Anyone who has ever applied for a mortgage knows just how slow, old-fashioned, and paper-driven the process can be. But now, San Francisco mortgage tech company Blend has joined the fray of companies offering ever-new ways to automate the process.
Launched on Tuesday, the company’s product is aimed at lenders and uses machine learning and artificial intelligence to process mortgage applications from homebuyers. Called Blend Intelligence, the product works by requesting documents like pay stubs and employment contracts and then automatically runs “health” checks and flags bad data to lenders.
The idea, according to the company, was to get rid of all the unnecessary manual steps while showing lenders who has the best odds of repayment. Blend, backed by a host of notable Silicon Valley investors including controversial PayPal co-founder Peter Thiel, currently works with over 120 lenders, among which are giants like Wells Fargo and credit unions like Mountain America.
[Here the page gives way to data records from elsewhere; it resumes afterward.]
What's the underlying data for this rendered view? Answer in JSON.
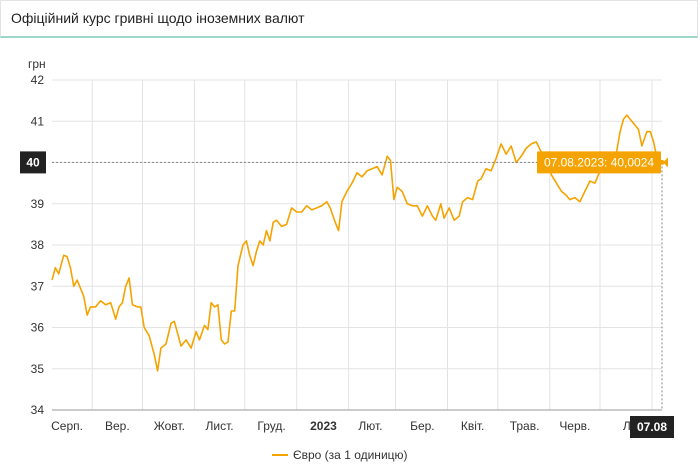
{
  "header": {
    "title": "Офіційний курс гривні щодо іноземних валют"
  },
  "colors": {
    "series": "#f5a300",
    "grid": "#e3e3e3",
    "axis": "#999999",
    "badge": "#222222",
    "tooltip": "#f5a300"
  },
  "chart_data": {
    "type": "line",
    "title": "",
    "xlabel": "",
    "ylabel": "грн",
    "ylim": [
      34,
      42
    ],
    "yticks": [
      34,
      35,
      36,
      37,
      38,
      39,
      40,
      41,
      42
    ],
    "xlim": [
      "2022-08-08",
      "2023-08-07"
    ],
    "xticks": [
      {
        "date": "2022-09-01",
        "label": "Серп."
      },
      {
        "date": "2022-10-01",
        "label": "Вер."
      },
      {
        "date": "2022-11-01",
        "label": "Жовт."
      },
      {
        "date": "2022-12-01",
        "label": "Лист."
      },
      {
        "date": "2023-01-01",
        "label": "Груд."
      },
      {
        "date": "2023-02-01",
        "label": "2023"
      },
      {
        "date": "2023-03-01",
        "label": "Лют."
      },
      {
        "date": "2023-04-01",
        "label": "Бер."
      },
      {
        "date": "2023-05-01",
        "label": "Квіт."
      },
      {
        "date": "2023-06-01",
        "label": "Трав."
      },
      {
        "date": "2023-07-01",
        "label": "Черв."
      },
      {
        "date": "2023-08-01",
        "label": "Л"
      }
    ],
    "grid": true,
    "legend_position": "bottom",
    "crosshair": {
      "date": "2023-08-07",
      "value": 40.0024,
      "y_badge": "40",
      "x_badge": "07.08",
      "tooltip": "07.08.2023: 40,0024"
    },
    "series": [
      {
        "name": "Євро (за 1 одиницю)",
        "points": [
          [
            "2022-08-08",
            37.15
          ],
          [
            "2022-08-10",
            37.45
          ],
          [
            "2022-08-12",
            37.3
          ],
          [
            "2022-08-15",
            37.75
          ],
          [
            "2022-08-17",
            37.72
          ],
          [
            "2022-08-19",
            37.45
          ],
          [
            "2022-08-21",
            37.0
          ],
          [
            "2022-08-23",
            37.15
          ],
          [
            "2022-08-25",
            36.95
          ],
          [
            "2022-08-27",
            36.75
          ],
          [
            "2022-08-29",
            36.3
          ],
          [
            "2022-08-31",
            36.5
          ],
          [
            "2022-09-03",
            36.5
          ],
          [
            "2022-09-06",
            36.65
          ],
          [
            "2022-09-09",
            36.55
          ],
          [
            "2022-09-12",
            36.6
          ],
          [
            "2022-09-15",
            36.2
          ],
          [
            "2022-09-17",
            36.5
          ],
          [
            "2022-09-19",
            36.6
          ],
          [
            "2022-09-21",
            37.0
          ],
          [
            "2022-09-23",
            37.2
          ],
          [
            "2022-09-25",
            36.55
          ],
          [
            "2022-09-28",
            36.5
          ],
          [
            "2022-09-30",
            36.5
          ],
          [
            "2022-10-02",
            36.0
          ],
          [
            "2022-10-05",
            35.8
          ],
          [
            "2022-10-08",
            35.35
          ],
          [
            "2022-10-10",
            34.95
          ],
          [
            "2022-10-12",
            35.5
          ],
          [
            "2022-10-15",
            35.6
          ],
          [
            "2022-10-18",
            36.1
          ],
          [
            "2022-10-20",
            36.15
          ],
          [
            "2022-10-22",
            35.85
          ],
          [
            "2022-10-24",
            35.55
          ],
          [
            "2022-10-27",
            35.7
          ],
          [
            "2022-10-30",
            35.5
          ],
          [
            "2022-11-02",
            35.9
          ],
          [
            "2022-11-04",
            35.7
          ],
          [
            "2022-11-07",
            36.05
          ],
          [
            "2022-11-09",
            35.95
          ],
          [
            "2022-11-11",
            36.6
          ],
          [
            "2022-11-13",
            36.5
          ],
          [
            "2022-11-15",
            36.55
          ],
          [
            "2022-11-17",
            35.7
          ],
          [
            "2022-11-19",
            35.6
          ],
          [
            "2022-11-21",
            35.65
          ],
          [
            "2022-11-23",
            36.4
          ],
          [
            "2022-11-25",
            36.4
          ],
          [
            "2022-11-27",
            37.5
          ],
          [
            "2022-11-30",
            38.0
          ],
          [
            "2022-12-02",
            38.1
          ],
          [
            "2022-12-04",
            37.75
          ],
          [
            "2022-12-06",
            37.5
          ],
          [
            "2022-12-08",
            37.85
          ],
          [
            "2022-12-10",
            38.1
          ],
          [
            "2022-12-12",
            38.0
          ],
          [
            "2022-12-14",
            38.35
          ],
          [
            "2022-12-16",
            38.1
          ],
          [
            "2022-12-18",
            38.55
          ],
          [
            "2022-12-20",
            38.6
          ],
          [
            "2022-12-23",
            38.45
          ],
          [
            "2022-12-26",
            38.5
          ],
          [
            "2022-12-29",
            38.9
          ],
          [
            "2023-01-01",
            38.8
          ],
          [
            "2023-01-04",
            38.8
          ],
          [
            "2023-01-07",
            38.95
          ],
          [
            "2023-01-10",
            38.85
          ],
          [
            "2023-01-13",
            38.9
          ],
          [
            "2023-01-16",
            38.95
          ],
          [
            "2023-01-19",
            39.05
          ],
          [
            "2023-01-21",
            38.9
          ],
          [
            "2023-01-24",
            38.55
          ],
          [
            "2023-01-26",
            38.35
          ],
          [
            "2023-01-28",
            39.05
          ],
          [
            "2023-01-31",
            39.3
          ],
          [
            "2023-02-03",
            39.5
          ],
          [
            "2023-02-06",
            39.75
          ],
          [
            "2023-02-09",
            39.65
          ],
          [
            "2023-02-12",
            39.8
          ],
          [
            "2023-02-15",
            39.85
          ],
          [
            "2023-02-18",
            39.9
          ],
          [
            "2023-02-21",
            39.7
          ],
          [
            "2023-02-24",
            40.15
          ],
          [
            "2023-02-26",
            40.05
          ],
          [
            "2023-02-28",
            39.1
          ],
          [
            "2023-03-02",
            39.4
          ],
          [
            "2023-03-05",
            39.3
          ],
          [
            "2023-03-08",
            39.0
          ],
          [
            "2023-03-11",
            38.95
          ],
          [
            "2023-03-14",
            38.95
          ],
          [
            "2023-03-17",
            38.7
          ],
          [
            "2023-03-20",
            38.95
          ],
          [
            "2023-03-23",
            38.7
          ],
          [
            "2023-03-25",
            38.6
          ],
          [
            "2023-03-28",
            39.0
          ],
          [
            "2023-03-30",
            38.65
          ],
          [
            "2023-04-02",
            38.9
          ],
          [
            "2023-04-05",
            38.6
          ],
          [
            "2023-04-08",
            38.7
          ],
          [
            "2023-04-10",
            39.05
          ],
          [
            "2023-04-13",
            39.15
          ],
          [
            "2023-04-16",
            39.1
          ],
          [
            "2023-04-19",
            39.55
          ],
          [
            "2023-04-21",
            39.6
          ],
          [
            "2023-04-24",
            39.85
          ],
          [
            "2023-04-27",
            39.8
          ],
          [
            "2023-04-30",
            40.1
          ],
          [
            "2023-05-03",
            40.45
          ],
          [
            "2023-05-06",
            40.2
          ],
          [
            "2023-05-09",
            40.4
          ],
          [
            "2023-05-12",
            40.0
          ],
          [
            "2023-05-15",
            40.15
          ],
          [
            "2023-05-18",
            40.35
          ],
          [
            "2023-05-21",
            40.45
          ],
          [
            "2023-05-24",
            40.5
          ],
          [
            "2023-05-27",
            40.25
          ],
          [
            "2023-05-30",
            40.1
          ],
          [
            "2023-06-02",
            39.7
          ],
          [
            "2023-06-05",
            39.5
          ],
          [
            "2023-06-08",
            39.3
          ],
          [
            "2023-06-11",
            39.2
          ],
          [
            "2023-06-13",
            39.1
          ],
          [
            "2023-06-16",
            39.15
          ],
          [
            "2023-06-19",
            39.05
          ],
          [
            "2023-06-22",
            39.3
          ],
          [
            "2023-06-25",
            39.55
          ],
          [
            "2023-06-28",
            39.5
          ],
          [
            "2023-07-01",
            39.8
          ],
          [
            "2023-07-04",
            39.75
          ],
          [
            "2023-07-07",
            39.9
          ],
          [
            "2023-07-10",
            40.05
          ],
          [
            "2023-07-13",
            40.75
          ],
          [
            "2023-07-15",
            41.05
          ],
          [
            "2023-07-17",
            41.15
          ],
          [
            "2023-07-19",
            41.05
          ],
          [
            "2023-07-22",
            40.9
          ],
          [
            "2023-07-24",
            40.8
          ],
          [
            "2023-07-26",
            40.4
          ],
          [
            "2023-07-29",
            40.75
          ],
          [
            "2023-07-31",
            40.75
          ],
          [
            "2023-08-02",
            40.5
          ],
          [
            "2023-08-04",
            40.1
          ],
          [
            "2023-08-07",
            40.0024
          ]
        ]
      }
    ]
  }
}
“We use this added layer of machine learning because we know that basic rules aren’t enough for the complex loan industry,” Blend Intelligence Product Manager Grace Qi wrote in a blog post. “We also know that this technology will help lenders achieve lower costs and more efficient loan processing because there is less need for loan team intervention.”
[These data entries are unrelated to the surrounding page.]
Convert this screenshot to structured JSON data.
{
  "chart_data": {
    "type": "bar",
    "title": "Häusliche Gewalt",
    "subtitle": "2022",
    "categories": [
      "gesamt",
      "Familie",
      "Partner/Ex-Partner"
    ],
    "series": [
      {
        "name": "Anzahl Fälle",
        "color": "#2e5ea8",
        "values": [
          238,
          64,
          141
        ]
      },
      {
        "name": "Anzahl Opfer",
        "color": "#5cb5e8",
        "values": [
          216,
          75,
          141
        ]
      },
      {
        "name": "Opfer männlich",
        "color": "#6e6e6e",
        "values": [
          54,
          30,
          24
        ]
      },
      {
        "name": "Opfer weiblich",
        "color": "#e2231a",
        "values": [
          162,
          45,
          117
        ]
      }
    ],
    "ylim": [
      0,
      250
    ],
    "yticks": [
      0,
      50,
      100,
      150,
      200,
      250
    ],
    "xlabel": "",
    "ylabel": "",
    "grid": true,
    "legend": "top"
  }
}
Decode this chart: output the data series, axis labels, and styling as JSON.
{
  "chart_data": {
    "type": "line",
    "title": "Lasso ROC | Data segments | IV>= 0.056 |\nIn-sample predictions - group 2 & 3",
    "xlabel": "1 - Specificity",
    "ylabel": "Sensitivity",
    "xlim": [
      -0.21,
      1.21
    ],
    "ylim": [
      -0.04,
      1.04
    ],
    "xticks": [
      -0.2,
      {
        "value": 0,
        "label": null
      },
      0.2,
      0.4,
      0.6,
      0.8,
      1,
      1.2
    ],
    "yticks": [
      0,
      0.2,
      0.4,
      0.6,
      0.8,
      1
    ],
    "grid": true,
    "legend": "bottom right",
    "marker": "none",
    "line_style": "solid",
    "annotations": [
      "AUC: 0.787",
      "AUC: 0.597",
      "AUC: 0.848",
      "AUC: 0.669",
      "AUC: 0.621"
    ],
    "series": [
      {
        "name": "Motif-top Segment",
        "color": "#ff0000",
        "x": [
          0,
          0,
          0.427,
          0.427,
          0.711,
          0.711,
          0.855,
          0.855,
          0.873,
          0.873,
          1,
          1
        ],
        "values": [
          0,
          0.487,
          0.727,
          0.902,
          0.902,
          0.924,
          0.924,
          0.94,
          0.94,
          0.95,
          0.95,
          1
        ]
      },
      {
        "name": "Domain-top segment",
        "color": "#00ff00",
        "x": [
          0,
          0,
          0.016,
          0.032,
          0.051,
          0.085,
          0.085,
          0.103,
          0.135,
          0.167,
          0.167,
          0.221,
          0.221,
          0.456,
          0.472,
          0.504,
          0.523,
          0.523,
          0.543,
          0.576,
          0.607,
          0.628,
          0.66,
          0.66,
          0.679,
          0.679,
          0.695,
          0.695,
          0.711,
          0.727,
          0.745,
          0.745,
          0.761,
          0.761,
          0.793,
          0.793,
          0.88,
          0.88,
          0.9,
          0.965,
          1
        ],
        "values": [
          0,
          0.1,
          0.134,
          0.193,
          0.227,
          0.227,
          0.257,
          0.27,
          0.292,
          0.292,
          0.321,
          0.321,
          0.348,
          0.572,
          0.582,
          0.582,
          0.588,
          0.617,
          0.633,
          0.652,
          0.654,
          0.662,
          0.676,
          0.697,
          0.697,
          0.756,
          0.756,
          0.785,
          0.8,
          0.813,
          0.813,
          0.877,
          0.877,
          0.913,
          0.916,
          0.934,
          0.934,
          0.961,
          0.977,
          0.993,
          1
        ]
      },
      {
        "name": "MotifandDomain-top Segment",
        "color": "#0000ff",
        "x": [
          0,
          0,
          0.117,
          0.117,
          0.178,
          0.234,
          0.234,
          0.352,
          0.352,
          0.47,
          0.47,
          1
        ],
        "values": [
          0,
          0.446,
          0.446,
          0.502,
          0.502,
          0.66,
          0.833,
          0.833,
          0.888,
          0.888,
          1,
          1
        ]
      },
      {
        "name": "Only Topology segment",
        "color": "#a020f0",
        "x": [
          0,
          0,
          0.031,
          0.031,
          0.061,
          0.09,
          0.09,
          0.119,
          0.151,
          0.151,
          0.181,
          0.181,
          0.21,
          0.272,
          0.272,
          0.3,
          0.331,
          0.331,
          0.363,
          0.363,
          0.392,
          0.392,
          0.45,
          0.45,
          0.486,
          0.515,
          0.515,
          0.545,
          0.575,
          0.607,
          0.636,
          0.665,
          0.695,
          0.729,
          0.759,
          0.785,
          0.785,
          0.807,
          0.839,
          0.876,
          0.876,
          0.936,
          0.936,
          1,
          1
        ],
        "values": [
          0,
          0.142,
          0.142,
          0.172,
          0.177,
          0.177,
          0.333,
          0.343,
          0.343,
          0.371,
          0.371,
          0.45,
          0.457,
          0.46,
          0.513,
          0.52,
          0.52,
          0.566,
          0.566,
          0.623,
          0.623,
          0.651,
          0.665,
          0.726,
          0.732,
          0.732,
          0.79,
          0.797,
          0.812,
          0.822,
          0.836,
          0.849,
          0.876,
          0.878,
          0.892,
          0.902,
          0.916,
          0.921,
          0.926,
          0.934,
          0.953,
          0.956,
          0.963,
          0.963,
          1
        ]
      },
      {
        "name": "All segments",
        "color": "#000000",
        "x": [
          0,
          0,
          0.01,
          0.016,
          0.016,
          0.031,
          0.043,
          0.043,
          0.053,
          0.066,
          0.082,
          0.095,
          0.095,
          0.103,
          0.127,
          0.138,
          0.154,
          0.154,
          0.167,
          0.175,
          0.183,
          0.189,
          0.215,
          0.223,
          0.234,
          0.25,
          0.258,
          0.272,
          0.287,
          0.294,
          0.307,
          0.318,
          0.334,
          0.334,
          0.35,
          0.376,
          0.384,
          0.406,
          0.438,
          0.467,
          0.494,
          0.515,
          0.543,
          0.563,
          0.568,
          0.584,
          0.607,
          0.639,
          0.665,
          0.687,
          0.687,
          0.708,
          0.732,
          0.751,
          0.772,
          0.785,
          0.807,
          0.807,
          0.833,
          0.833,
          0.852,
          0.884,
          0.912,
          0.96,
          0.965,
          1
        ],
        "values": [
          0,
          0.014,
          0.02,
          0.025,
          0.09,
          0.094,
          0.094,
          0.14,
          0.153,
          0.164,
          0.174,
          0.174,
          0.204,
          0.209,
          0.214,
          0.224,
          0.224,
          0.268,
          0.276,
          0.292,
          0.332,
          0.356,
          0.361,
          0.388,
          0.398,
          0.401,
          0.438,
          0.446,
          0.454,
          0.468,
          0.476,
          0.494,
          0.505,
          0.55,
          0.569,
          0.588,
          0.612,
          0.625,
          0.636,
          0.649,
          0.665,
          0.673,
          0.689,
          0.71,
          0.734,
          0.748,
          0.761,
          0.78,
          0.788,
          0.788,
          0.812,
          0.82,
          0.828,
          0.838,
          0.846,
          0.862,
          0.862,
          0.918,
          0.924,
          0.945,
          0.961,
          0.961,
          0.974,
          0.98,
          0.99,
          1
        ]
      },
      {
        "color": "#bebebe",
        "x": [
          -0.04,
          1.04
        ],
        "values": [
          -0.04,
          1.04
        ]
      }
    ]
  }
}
Blend Intelligence also suggests follow-up documents for the borrower to submit and keeps an updated timeline of the process. As the new service is built into Blend’s digital lending platform, it will not have any additional costs.
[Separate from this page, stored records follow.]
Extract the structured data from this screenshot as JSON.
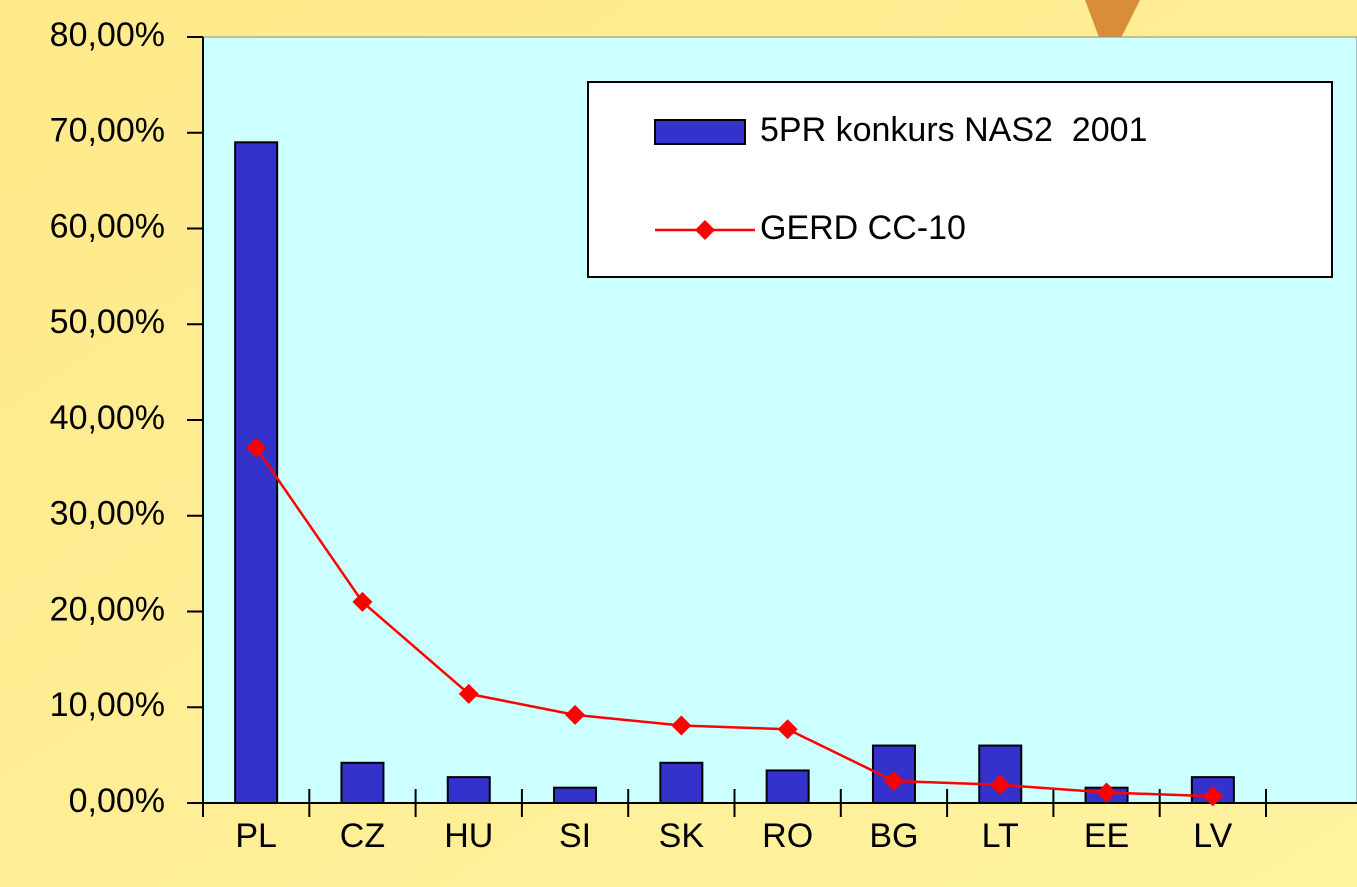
{
  "chart_data": {
    "type": "bar-line",
    "categories": [
      "PL",
      "CZ",
      "HU",
      "SI",
      "SK",
      "RO",
      "BG",
      "LT",
      "EE",
      "LV"
    ],
    "series": [
      {
        "name": "5PR konkurs NAS2  2001",
        "type": "bar",
        "color": "#3333cc",
        "values": [
          69.0,
          4.2,
          2.7,
          1.6,
          4.2,
          3.4,
          6.0,
          6.0,
          1.6,
          2.7
        ]
      },
      {
        "name": "GERD CC-10",
        "type": "line",
        "color": "#ff0000",
        "values": [
          37.1,
          21.0,
          11.4,
          9.2,
          8.1,
          7.7,
          2.3,
          1.9,
          1.1,
          0.7
        ]
      }
    ],
    "ylim": [
      0,
      80
    ],
    "yticks": [
      {
        "value": 0,
        "label": "0,00%"
      },
      {
        "value": 10,
        "label": "10,00%"
      },
      {
        "value": 20,
        "label": "20,00%"
      },
      {
        "value": 30,
        "label": "30,00%"
      },
      {
        "value": 40,
        "label": "40,00%"
      },
      {
        "value": 50,
        "label": "50,00%"
      },
      {
        "value": 60,
        "label": "60,00%"
      },
      {
        "value": 70,
        "label": "70,00%"
      },
      {
        "value": 80,
        "label": "80,00%"
      }
    ],
    "legend": "top-right",
    "plot_background": "#ccffff"
  }
}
Over the last few years, numerous companies have released products aimed at automating and improving the notoriously paper-heavy mortgage application process. As homebuyers increasingly expect the same automation they see in industries such as transportation and smart home technology, lenders are looking to offer tools that make this possible.
Blend Intelligence said that it distinguishes itself by using past user activity and application statistics to make more accurate and effective predictions. This year, it has collected over $150 billion in loan applications.
“Because the Blend engine helps power 25% of the mortgage market, it can learn from a significant amount of activity and provide the meaningful evolution that the industry desperately needs,” Qi said.